Feed Historical Manuscripts to the AI Bot? Think Again.
A Letter from William Peache to George Washington, 1757 (New York Public Library)
Documentary Editing’s Travails, Accomplishments—and Failures
I spent twenty years of my professional career in the documentary editing field at the Papers of George Washington at the University of Virginia. For the final six years of that period, 2010-2016, I was the project’s Editor-in-Chief (I preferred to say Director).
Throughout that time, I came to understand the hard and meticulous work necessary to transcribe, edit, annotate, and publish the vast (approximately 130,000 piece) collection of letters to and from George Washington, and also recognized the public’s growing impatience with the lengthy processes involved in preparing these documents, and making them widely available outside a paywall.
Let’s address one criticism at the start: the process was long—too long. The Washington Papers were established in 1968; other major Founding Father and related projects had been around since the 1950s, and even today many of them remain unfinished despite hundreds of millions of dollars of government and private funding (still, a pittance compared to AI investment these days). Most if not all of these projects broke repeated promises on their completion dates.
Next, let’s confess a few other unpalatable truths. First, the universities at which these projects were usually based often milked them for all they were worth—for example, skimming off huge chunks of “indirect costs” from federal grants and diverting them to purposes barely if at all related to the projects’ upkeep. Better cafeteria french fries, anyone?

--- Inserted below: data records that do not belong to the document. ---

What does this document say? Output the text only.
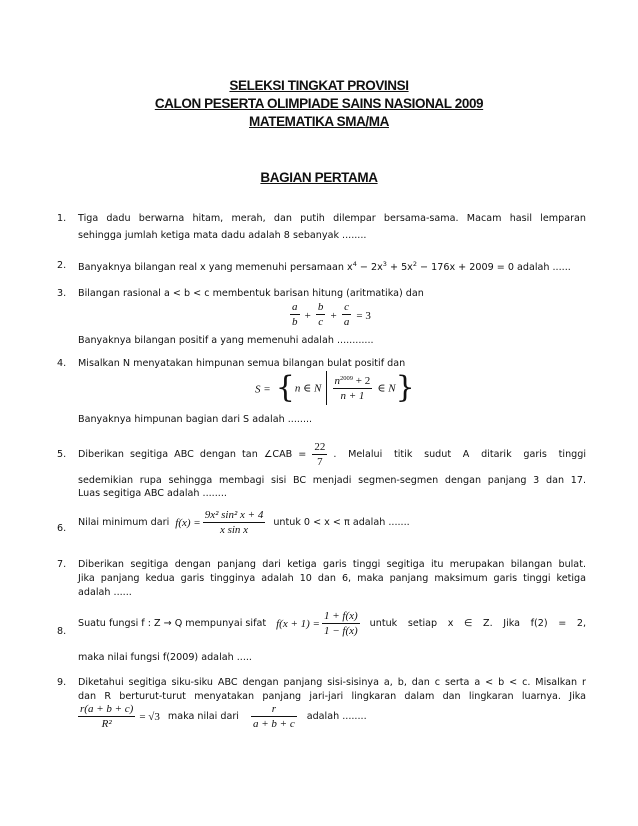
SELEKSI TINGKAT PROVINSI
CALON PESERTA OLIMPIADE SAINS NASIONAL 2009
MATEMATIKA SMA/MA
BAGIAN PERTAMA
1. Tiga dadu berwarna hitam, merah, dan putih dilempar bersama-sama. Macam hasil lemparan
sehingga jumlah ketiga mata dadu adalah 8 sebanyak ........
2. Banyaknya bilangan real x yang memenuhi persamaan $x^4 - 2x^3 + 5x^2 - 176x + 2009 = 0$ adalah ......
3. Bilangan rasional a < b < c membentuk barisan hitung (aritmatika) dan
$\frac{a}{b} + \frac{b}{c} + \frac{c}{a} = 3$
Banyaknya bilangan positif a yang memenuhi adalah ............
4. Misalkan N menyatakan himpunan semua bilangan bulat positif dan
S = {n ∈ N $\frac{n^{2009} + 2}{n + 1}$ ∈ N}
Banyaknya himpunan bagian dari S adalah ........
5. Diberikan segitiga ABC dengan tan ∠CAB = $\frac{22}{7}$ . Melalui titik sudut A ditarik garis tinggi
sedemikian rupa sehingga membagi sisi BC menjadi segmen-segmen dengan panjang 3 dan 17.
Luas segitiga ABC adalah ........
6.
Nilai minimum dari $f(x) = \frac{\text{9x² sin² x + 4}}{\text{x sin x}}$ untuk 0 < x < π adalah .......
7. Diberikan segitiga dengan panjang dari ketiga garis tinggi segitiga itu merupakan bilangan bulat.
Jika panjang kedua garis tingginya adalah 10 dan 6, maka panjang maksimum garis tinggi ketiga
adalah ......
8.
Suatu fungsi f : Z → Q mempunyai sifat $f(x + 1) = \frac{1 + f(x)}{1 - f(x)}$ untuk setiap x ∈ Z. Jika f(2) = 2,
maka nilai fungsi f(2009) adalah .....
9. Diketahui segitiga siku-siku ABC dengan panjang sisi-sisinya a, b, dan c serta a < b < c. Misalkan r
dan R berturut-turut menyatakan panjang jari-jari lingkaran dalam dan lingkaran luarnya. Jika
$\frac{r(a + b + c)}{\text{R²}} = √3$ maka nilai dari
r
a + b + c
adalah ........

Second, I personally overheard several documentary editors express their determination to drag their feet on editing and publication. They did so in order to extend their job security, even if it meant breaking deadline commitments to public and private funders. There’s nothing scandalous about this—it’s human. When a project ends, employees (largely untenured research faculty, or staff) lose their jobs. I heard editors express hopes of extending their projects until retirement age, and who can blame them?
Third, the ‘Bartleby the Scrivener’ mentality was pervasive in the field of documentary editing, and I’ve got no reason to believe that isn’t still the case. By this I mean the reluctance or outright refusal of many editors to engage with the public. Personally, I always felt that receipt of public funding behooves editors to share their knowledge with teachers, students, and others. I often felt like a voice in the wilderness in this regard—many editors told me this wasn’t their job, and they didn’t have the time or (to be honest) the inclination for it. They wanted to edit and be left alone.

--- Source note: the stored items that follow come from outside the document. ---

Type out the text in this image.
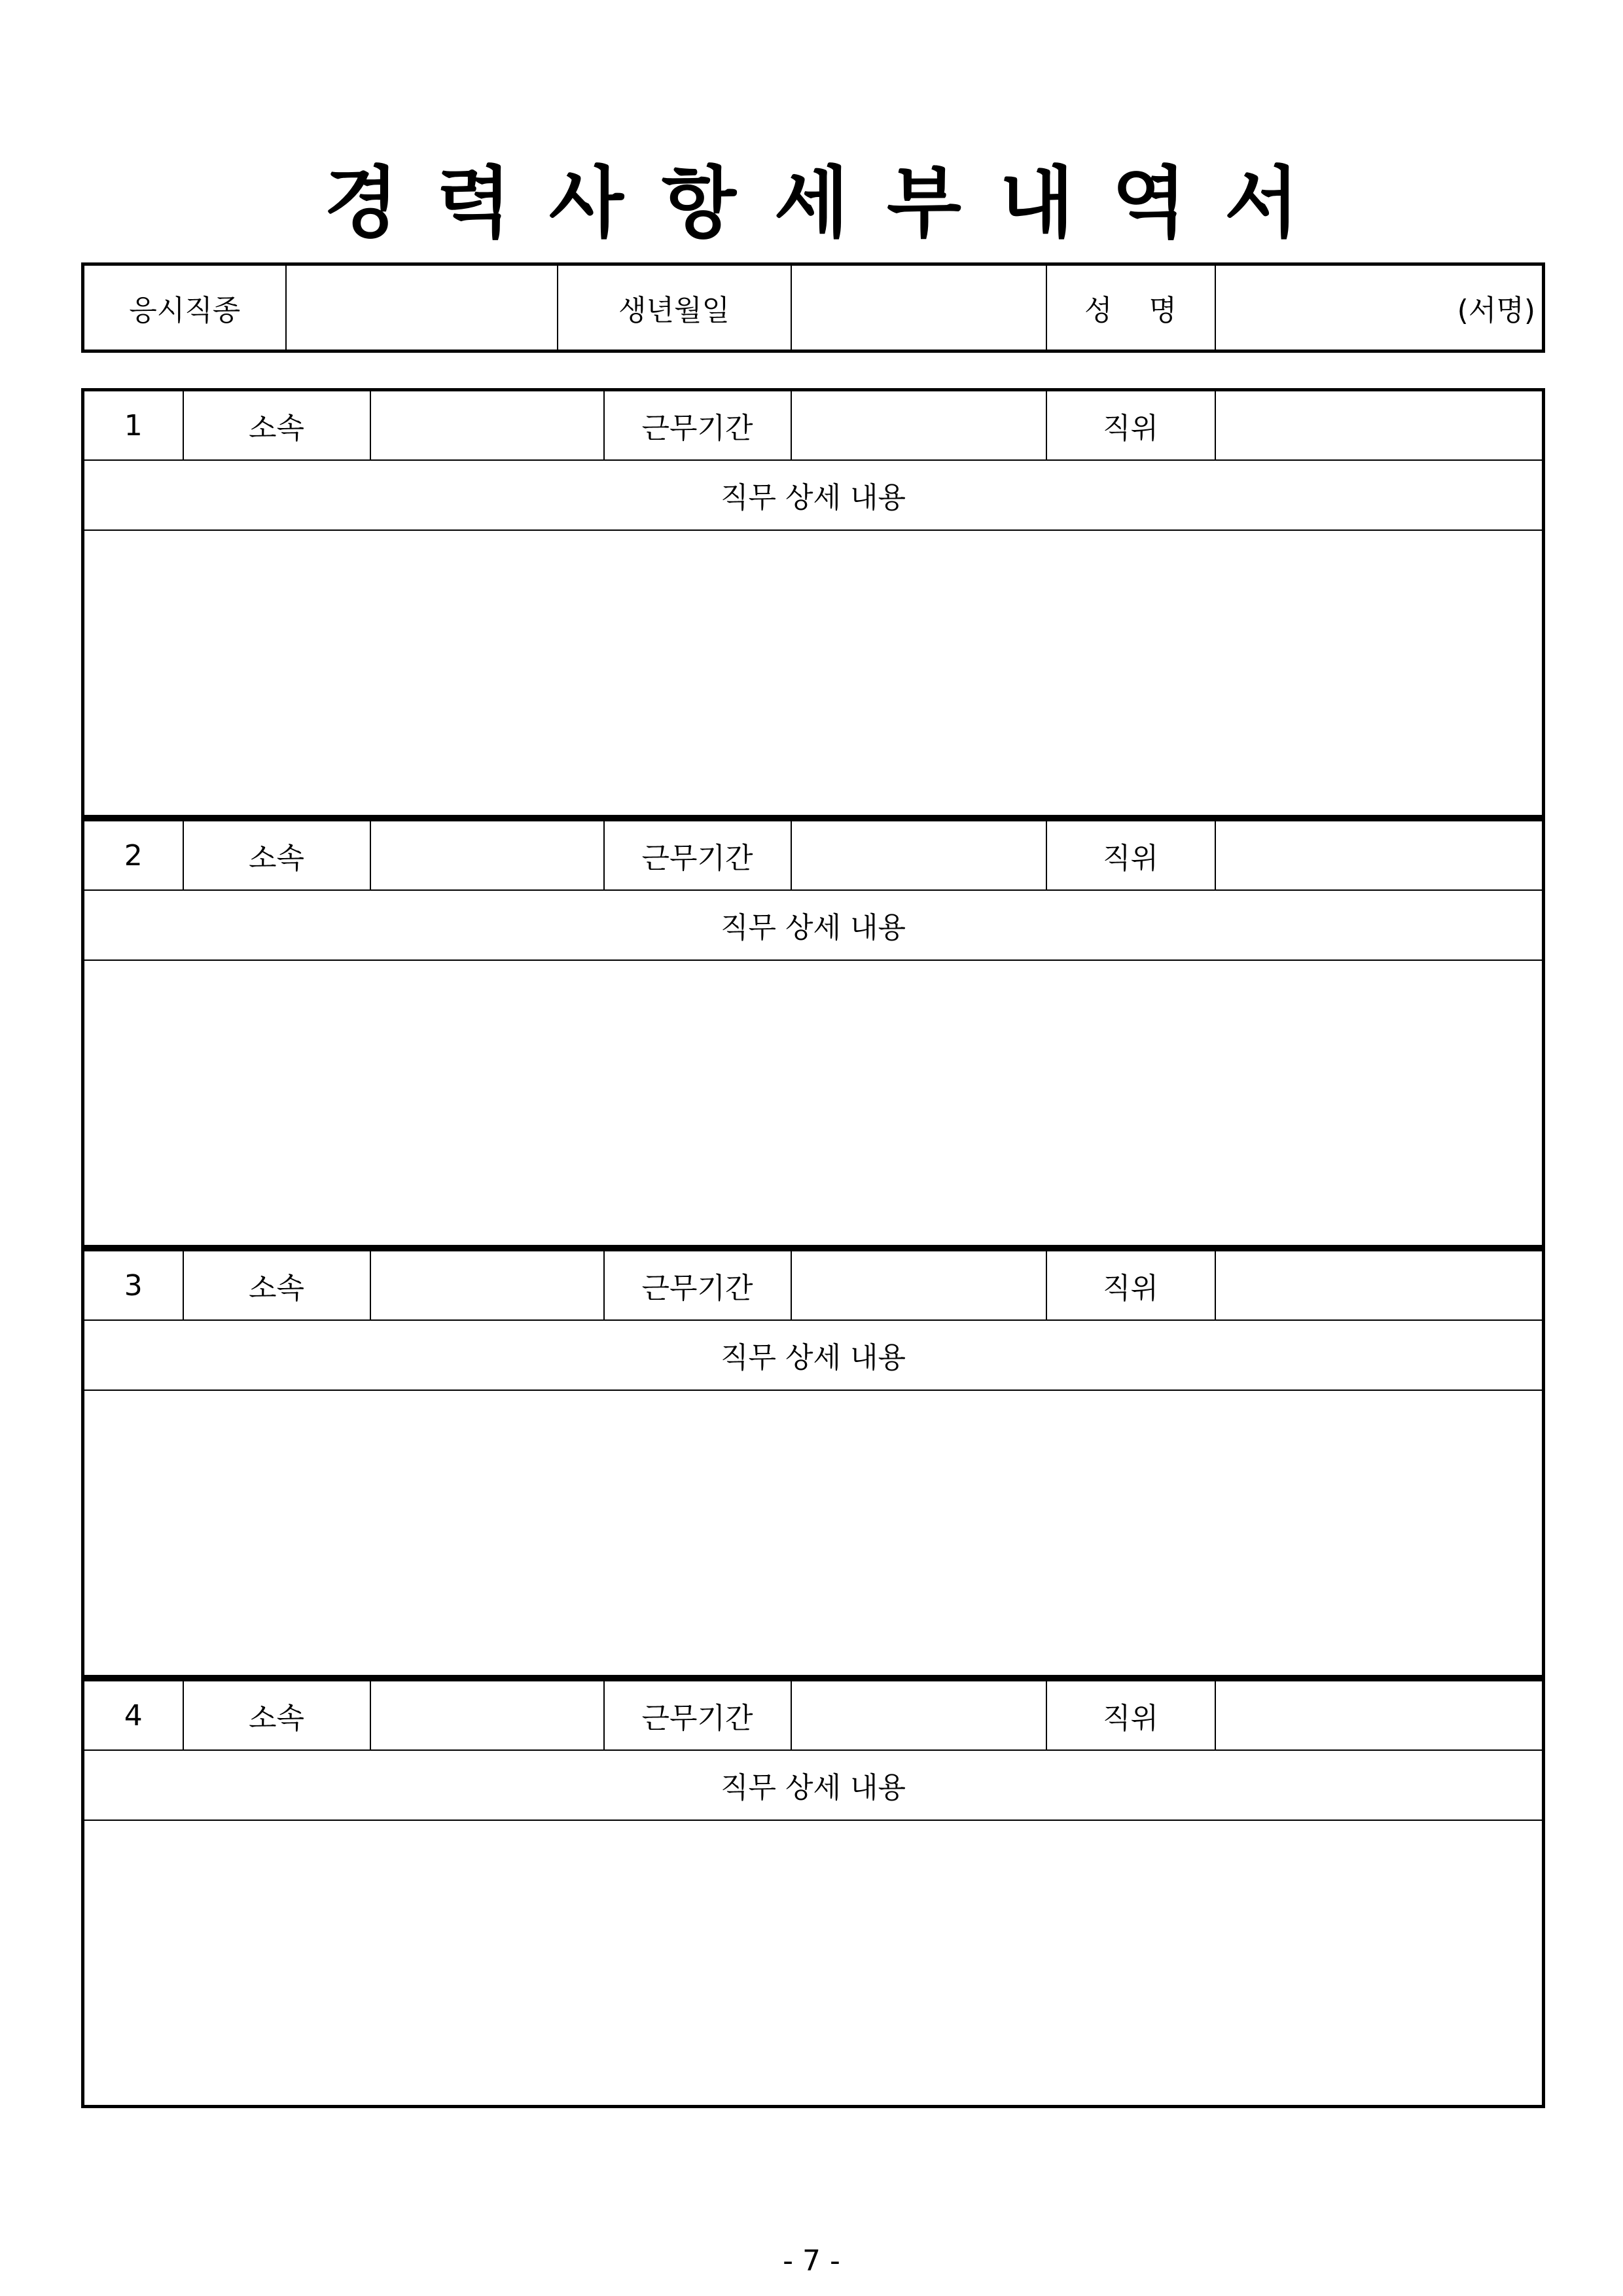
경력사항세부내역서
응시직종		생년월일		성    명	(서명)
1	소속		근무기간		직위	
직무 상세 내용

2	소속		근무기간		직위	
직무 상세 내용

3	소속		근무기간		직위	
직무 상세 내용

4	소속		근무기간		직위	
직무 상세 내용

- 7 -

The “big documentary editing project” system, then, was/is deeply flawed and increasingly looks obsolete. But what were/are the alternatives?

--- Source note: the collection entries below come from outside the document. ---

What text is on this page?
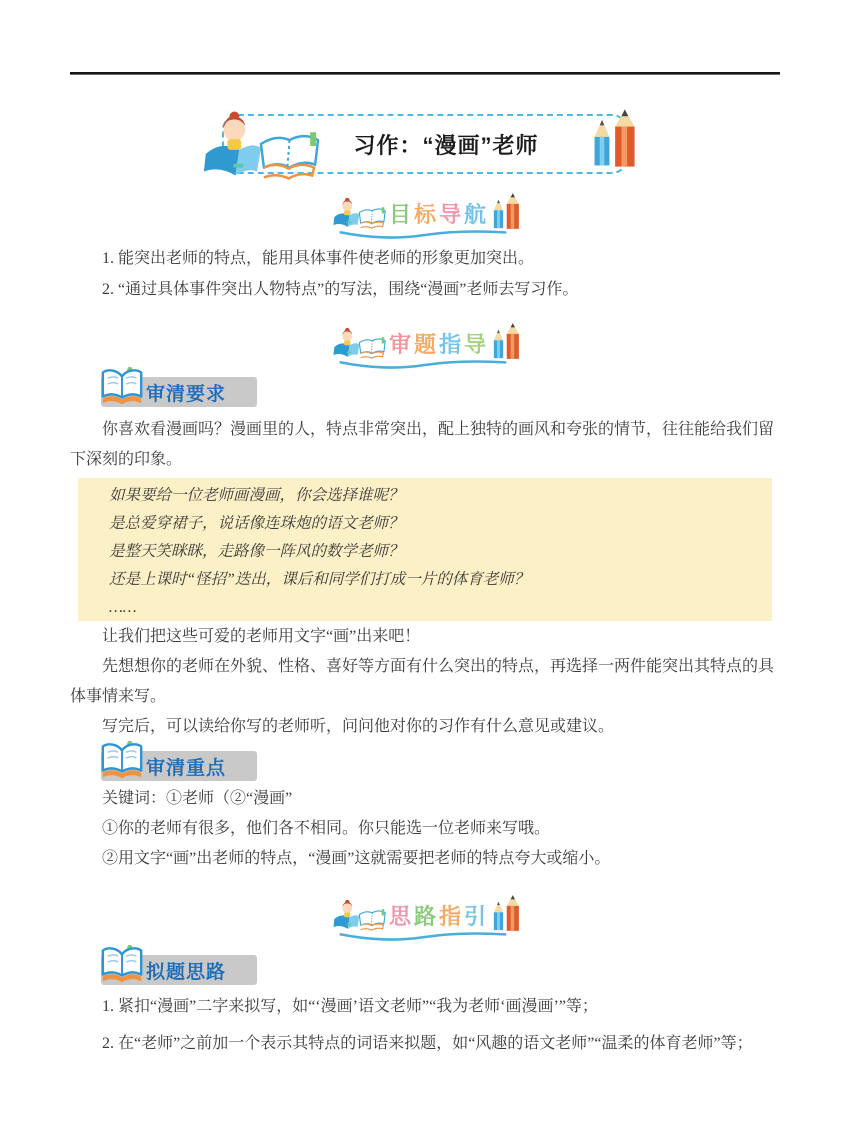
习作：“漫画”老师
目标导航

1. 能突出老师的特点，能用具体事件使老师的形象更加突出。

2. “通过具体事件突出人物特点”的写法，围绕“漫画”老师去写习作。

审题指导
审清要求

你喜欢看漫画吗？漫画里的人，特点非常突出，配上独特的画风和夸张的情节，往往能给我们留下深刻的印象。

如果要给一位老师画漫画，你会选择谁呢？

是总爱穿裙子，说话像连珠炮的语文老师？

是整天笑眯眯，走路像一阵风的数学老师？

还是上课时“怪招”迭出，课后和同学们打成一片的体育老师？

……

让我们把这些可爱的老师用文字“画”出来吧！

先想想你的老师在外貌、性格、喜好等方面有什么突出的特点，再选择一两件能突出其特点的具体事情来写。

写完后，可以读给你写的老师听，问问他对你的习作有什么意见或建议。

审清重点

关键词：①老师（②“漫画”

①你的老师有很多，他们各不相同。你只能选一位老师来写哦。

②用文字“画”出老师的特点，“漫画”这就需要把老师的特点夸大或缩小。

思路指引
拟题思路

1. 紧扣“漫画”二字来拟写，如“‘漫画’语文老师”“我为老师‘画漫画’”等；

2. 在“老师”之前加一个表示其特点的词语来拟题，如“风趣的语文老师”“温柔的体育老师”等；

From my years as a young documentary editor (personal photo)
Crowdsourcing and Other Shortcuts Ending in Swamps
For many years in the early 2000s, there was talk of Congress deluging the big projects with money, on the understanding that the projects would finish their work rapidly and make their content freely available online.
This was always going to be a non-starter, given the lack of space, trained labor, simple economies of scale, and the disinclination of editors to work themselves out of jobs—I won’t get into detail. One positive result, however, was the creation of Founders Online, making the Founder projects freely available online (with preliminary edits of some documents), thanks especially to NARA’s National Historical Publications and Records Division.
Still, this wasn’t enough for many.
So—let’s find a short cut! One pervasive idea—now resurrected through AI—was to use O[ptical] C[haracter] R[ecognition], or OCR, to read and transcribe documents electronically via designated software. Problem was, despite promises by the tech hucksters of the day, none of these programs ever came close to working with anything approaching accuracy.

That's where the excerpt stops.